Remember when we imported dash's core components? Well, we are going to finally use them! We will use the dcc
import to create a graph. To do this, we will simply add a third element to our list of children in our app's outer most div
.
Creating a graph with dash's core components is very similar to creating a graph using the plotly library. First, we will create a new graph object with dcc.Graph()
. The graph object takes a few different attributes. Below we see an example graph object:
dcc.Graph( id = "Example Graph", figure = { data: [ {'x': [1,2,3], 'y': [4,5,6], 'type': "bar", 'name': "Example"}, {'x': [3,2,1], 'y': [6,5,4], 'type': "line", 'name': "Another Example"} ], layout: { 'title': "Example Graph" } }
As we can see, our graph has an `id` attribute. Although we wont be using the ID in this lab, this is a necessary attribute. Next, our graph has a dictionary called `figure`, which has two attributes, `data` and `layout`. Data, is the stuff we want to plot on our graph -- it has data points for the `x` and `y` axes as well as the type of graph and the name of each grouping of data. The figure's layout attribute takes a title so we can give our graph a descriptive title -- pretty simple.

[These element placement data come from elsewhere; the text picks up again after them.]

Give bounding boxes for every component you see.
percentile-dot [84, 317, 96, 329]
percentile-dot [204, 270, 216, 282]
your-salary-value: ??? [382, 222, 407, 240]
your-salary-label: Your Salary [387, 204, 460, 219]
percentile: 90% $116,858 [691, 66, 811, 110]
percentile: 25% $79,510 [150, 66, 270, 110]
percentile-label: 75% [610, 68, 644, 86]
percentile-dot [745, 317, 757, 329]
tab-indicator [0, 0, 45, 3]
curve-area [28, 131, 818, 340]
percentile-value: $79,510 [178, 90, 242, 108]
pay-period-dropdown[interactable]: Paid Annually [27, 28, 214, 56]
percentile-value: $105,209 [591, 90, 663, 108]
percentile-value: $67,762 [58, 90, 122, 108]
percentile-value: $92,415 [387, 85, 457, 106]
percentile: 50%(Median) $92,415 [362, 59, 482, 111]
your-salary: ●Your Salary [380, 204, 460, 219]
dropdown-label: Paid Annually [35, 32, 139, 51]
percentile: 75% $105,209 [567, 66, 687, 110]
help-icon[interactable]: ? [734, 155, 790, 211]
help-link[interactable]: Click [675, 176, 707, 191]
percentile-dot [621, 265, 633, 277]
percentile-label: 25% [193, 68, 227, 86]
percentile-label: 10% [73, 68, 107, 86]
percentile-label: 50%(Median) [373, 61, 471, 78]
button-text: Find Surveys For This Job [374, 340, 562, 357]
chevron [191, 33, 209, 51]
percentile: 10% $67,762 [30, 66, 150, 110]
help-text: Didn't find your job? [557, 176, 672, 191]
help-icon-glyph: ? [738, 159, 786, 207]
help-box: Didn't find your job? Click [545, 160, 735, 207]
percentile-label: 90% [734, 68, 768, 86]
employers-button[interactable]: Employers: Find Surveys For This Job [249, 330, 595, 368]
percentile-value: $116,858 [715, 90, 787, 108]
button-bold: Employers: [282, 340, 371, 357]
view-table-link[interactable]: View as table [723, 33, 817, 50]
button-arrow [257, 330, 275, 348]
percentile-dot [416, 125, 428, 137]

Let's try building this out with the data we already have provided for us in the uber_data.py file. We can either import this data or copy it over to our app.py file. Let's give our graph an `id` of `"uber_pricing_data"`. Also, our graph's title should be `"Uber Pricing in Brooklyn and Manhattan"`. Save our work and view our dash app in the browser again.
![preview of new dash app](https://learn-verified.s3.amazonaws.com/data-science-assets/dash_manhattan_brooklyn_uber_prices.png)
## Summary
Great work! We learned how to set up a Dash app in this lab. Then, we added a layout using dash's html components and learned how to create nested html tags on our layout. Finally, we practiced data visualization using dash's core components to create a graph with pre-populated data showing the relationship between distance and price in taxi fares in Brooklyn and Manhattan.